The Federal Housing Finance Agency (FHFA) recently announced that it will expand its loan payment deferral program in order to help protect borrowers from financial hardship during the COVID-19 pandemic. This payment deferral program was created to offer assistance to those who have been adversely affected by the coronavirus crisis, and are struggling to make their monthly mortgage payments.

Through the expanded relief options, homeowners that are financially affected by COVID-19 can elect one of two options: Loans can be deferred up to a maximum of 12-months, with interest capitalized into the loan balance at the end of deferral period; or, loans can be modified with up to 120-months of a fixed, interest-only payment with principal forgiveness. To qualify, borrowers must provide documentation of some form at least financial hardship relating to COVID-19.
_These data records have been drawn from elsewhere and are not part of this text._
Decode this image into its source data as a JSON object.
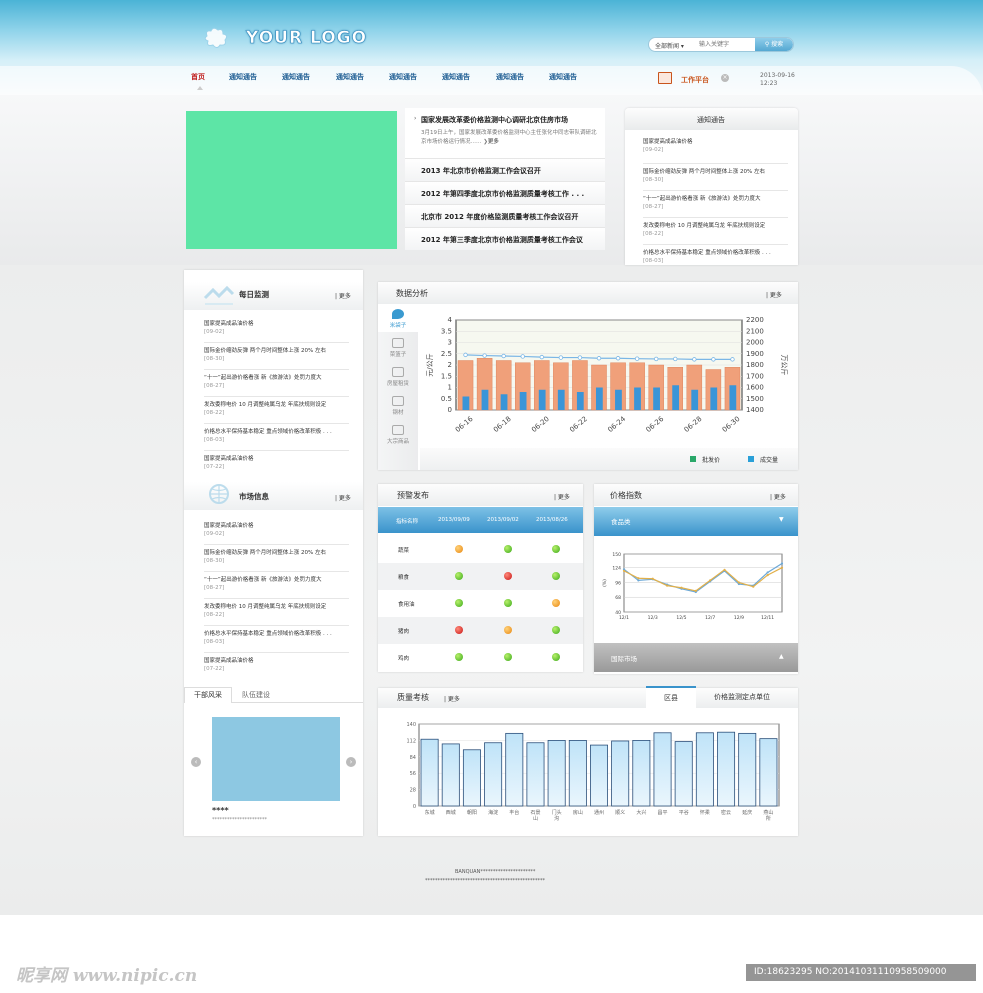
{
  "header": {
    "logo": "YOUR LOGO",
    "search": {
      "category": "全部新闻",
      "placeholder": "输入关键字",
      "button": "搜索"
    },
    "nav": [
      "首页",
      "通知通告",
      "通知通告",
      "通知通告",
      "通知通告",
      "通知通告",
      "通知通告",
      "通知通告"
    ],
    "work_platform": "工作平台",
    "close": "×",
    "date": "2013-09-16",
    "time": "12:23"
  },
  "top_news": {
    "headline": "国家发展改革委价格监测中心调研北京住房市场",
    "headline_desc": "3月19日上午，国家发展改革委价格监测中心主任张化中同志带队调研北京市场价格运行情况……",
    "headline_more": "更多",
    "items": [
      "2013 年北京市价格监测工作会议召开",
      "2012 年第四季度北京市价格监测质量考核工作 . . .",
      "北京市 2012 年度价格监测质量考核工作会议召开",
      "2012 年第三季度北京市价格监测质量考核工作会议"
    ]
  },
  "notice": {
    "title": "通知通告",
    "items": [
      {
        "text": "国家提高成品油价格",
        "date": "[09-02]"
      },
      {
        "text": "国际金价缩劲反弹 两个月时间整体上涨 20% 左右",
        "date": "[08-30]"
      },
      {
        "text": "“十一”起出游价格看涨 新《旅游法》处罚力度大",
        "date": "[08-27]"
      },
      {
        "text": "发改委称电价 10 月调整纯属乌龙 年底扶规则设定",
        "date": "[08-22]"
      },
      {
        "text": "价格总水平保持基本稳定 重点领域价格改革积极 . . .",
        "date": "[08-03]"
      }
    ]
  },
  "left": {
    "daily": {
      "title": "每日监测",
      "more": "| 更多",
      "items": [
        {
          "text": "国家提高成品油价格",
          "date": "[09-02]"
        },
        {
          "text": "国际金价缩劲反弹 两个月时间整体上涨 20% 左右",
          "date": "[08-30]"
        },
        {
          "text": "“十一”起出游价格看涨 新《旅游法》处罚力度大",
          "date": "[08-27]"
        },
        {
          "text": "发改委称电价 10 月调整纯属乌龙 年底扶规则设定",
          "date": "[08-22]"
        },
        {
          "text": "价格总水平保持基本稳定 重点领域价格改革积极 . . .",
          "date": "[08-03]"
        },
        {
          "text": "国家提高成品油价格",
          "date": "[07-22]"
        }
      ]
    },
    "market": {
      "title": "市场信息",
      "more": "| 更多",
      "items": [
        {
          "text": "国家提高成品油价格",
          "date": "[09-02]"
        },
        {
          "text": "国际金价缩劲反弹 两个月时间整体上涨 20% 左右",
          "date": "[08-30]"
        },
        {
          "text": "“十一”起出游价格看涨 新《旅游法》处罚力度大",
          "date": "[08-27]"
        },
        {
          "text": "发改委称电价 10 月调整纯属乌龙 年底扶规则设定",
          "date": "[08-22]"
        },
        {
          "text": "价格总水平保持基本稳定 重点领域价格改革积极 . . .",
          "date": "[08-03]"
        },
        {
          "text": "国家提高成品油价格",
          "date": "[07-22]"
        }
      ]
    },
    "tabs": [
      "干部风采",
      "队伍建设"
    ],
    "caption": "****",
    "subcaption": "**********************"
  },
  "data_analysis": {
    "title": "数据分析",
    "more": "| 更多",
    "side": [
      "米袋子",
      "菜篮子",
      "房屋租赁",
      "钢材",
      "大宗商品"
    ],
    "legend": [
      "批发价",
      "成交量"
    ]
  },
  "alert": {
    "title": "预警发布",
    "more": "| 更多",
    "headers": [
      "指标名称",
      "2013/09/09",
      "2013/09/02",
      "2013/08/26"
    ],
    "rows": [
      {
        "name": "蔬菜",
        "status": [
          "o",
          "g",
          "g"
        ]
      },
      {
        "name": "粮食",
        "status": [
          "g",
          "r",
          "g"
        ]
      },
      {
        "name": "食用油",
        "status": [
          "g",
          "g",
          "o"
        ]
      },
      {
        "name": "猪肉",
        "status": [
          "r",
          "o",
          "g"
        ]
      },
      {
        "name": "鸡肉",
        "status": [
          "g",
          "g",
          "g"
        ]
      }
    ]
  },
  "price_index": {
    "title": "价格指数",
    "more": "| 更多",
    "food": "食品类",
    "international": "国际市场",
    "caret_down": "▼",
    "caret_up": "▲"
  },
  "quality": {
    "title": "质量考核",
    "more": "| 更多",
    "tabs": [
      "区县",
      "价格监测定点单位"
    ]
  },
  "footer": {
    "line1": "BANQUAN**********************",
    "line2": "************************************************"
  },
  "watermark": {
    "left": "昵享网 www.nipic.cn",
    "right": "ID:18623295 NO:20141031110958509000"
  },
  "chart_data": [
    {
      "type": "bar",
      "title": "",
      "categories": [
        "06-16",
        "06-17",
        "06-18",
        "06-19",
        "06-20",
        "06-21",
        "06-22",
        "06-23",
        "06-24",
        "06-25",
        "06-26",
        "06-27",
        "06-28",
        "06-29",
        "06-30"
      ],
      "x_tick_labels": [
        "06-16",
        "06-18",
        "06-20",
        "06-22",
        "06-24",
        "06-26",
        "06-28",
        "06-30"
      ],
      "ylabel": "元/公斤",
      "y2label": "万公斤",
      "ylim": [
        0,
        4
      ],
      "y2lim": [
        1400,
        2200
      ],
      "yticks": [
        "0",
        "0.5",
        "1",
        "1.5",
        "2",
        "2.5",
        "3",
        "3.5",
        "4"
      ],
      "y2ticks": [
        "1400",
        "1500",
        "1600",
        "1700",
        "1800",
        "1900",
        "2000",
        "2100",
        "2200"
      ],
      "series": [
        {
          "name": "批发价",
          "type": "bar",
          "axis": "left",
          "values": [
            2.2,
            2.3,
            2.2,
            2.1,
            2.2,
            2.1,
            2.2,
            2.0,
            2.1,
            2.1,
            2.0,
            1.9,
            2.0,
            1.8,
            1.9
          ],
          "color": "#f0a07a"
        },
        {
          "name": "成交量",
          "type": "bar",
          "axis": "left",
          "values": [
            0.6,
            0.9,
            0.7,
            0.8,
            0.9,
            0.9,
            0.8,
            1.0,
            0.9,
            1.0,
            1.0,
            1.1,
            0.9,
            1.0,
            1.1
          ],
          "color": "#3a95d8"
        },
        {
          "type": "line",
          "axis": "left",
          "values": [
            2.45,
            2.42,
            2.4,
            2.38,
            2.35,
            2.33,
            2.33,
            2.3,
            2.3,
            2.28,
            2.27,
            2.27,
            2.25,
            2.25,
            2.25
          ],
          "color": "#7ab6e6"
        }
      ],
      "grid": true
    },
    {
      "type": "line",
      "title": "",
      "ylabel": "(%)",
      "categories": [
        "12/1",
        "12/2",
        "12/3",
        "12/4",
        "12/5",
        "12/6",
        "12/7",
        "12/8",
        "12/9",
        "12/10",
        "12/11",
        "12/12"
      ],
      "x_tick_labels": [
        "12/1",
        "12/3",
        "12/5",
        "12/7",
        "12/9",
        "12/11"
      ],
      "ylim": [
        40,
        150
      ],
      "yticks": [
        "40",
        "68",
        "96",
        "124",
        "150"
      ],
      "series": [
        {
          "values": [
            121,
            100,
            102,
            92,
            84,
            78,
            98,
            118,
            93,
            90,
            115,
            132
          ],
          "color": "#6ba8d8"
        },
        {
          "values": [
            118,
            104,
            103,
            90,
            86,
            80,
            100,
            120,
            96,
            88,
            110,
            124
          ],
          "color": "#e2b04a"
        }
      ],
      "grid": true
    },
    {
      "type": "bar",
      "title": "",
      "categories": [
        "东城",
        "西城",
        "朝阳",
        "海淀",
        "丰台",
        "石景山",
        "门头沟",
        "房山",
        "通州",
        "顺义",
        "大兴",
        "昌平",
        "平谷",
        "怀柔",
        "密云",
        "延庆",
        "燕山所"
      ],
      "ylim": [
        0,
        140
      ],
      "yticks": [
        "0",
        "28",
        "56",
        "84",
        "112",
        "140"
      ],
      "values": [
        114,
        106,
        96,
        108,
        124,
        108,
        112,
        112,
        104,
        111,
        112,
        125,
        110,
        125,
        126,
        124,
        115
      ],
      "grid": true
    }
  ]
}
The FHFA emphasized that the payment relief options are optional, and all borrowers’ payment plans will be able to be modified or deferred, as long as they meet the eligibility criteria. All borrowers will also retain their current loan incentives, such as Principal Reduction Modification or Home Affordable Modification Program incentives, as well as all existing protections provided under the Servicemembers’ Civil Relief Act, Fair Credit Reporting Act, and state and federal laws related to loss mitigation.

The payment deferral available through the FHFA’s program is expected to provide much needed financial relief for many homeowners that have been significantly impacted by the COVID-19 pandemic. The program will also preserve their current mortgage terms, including interest rate and other conditions, while providing flexibility to help them stay in their homes.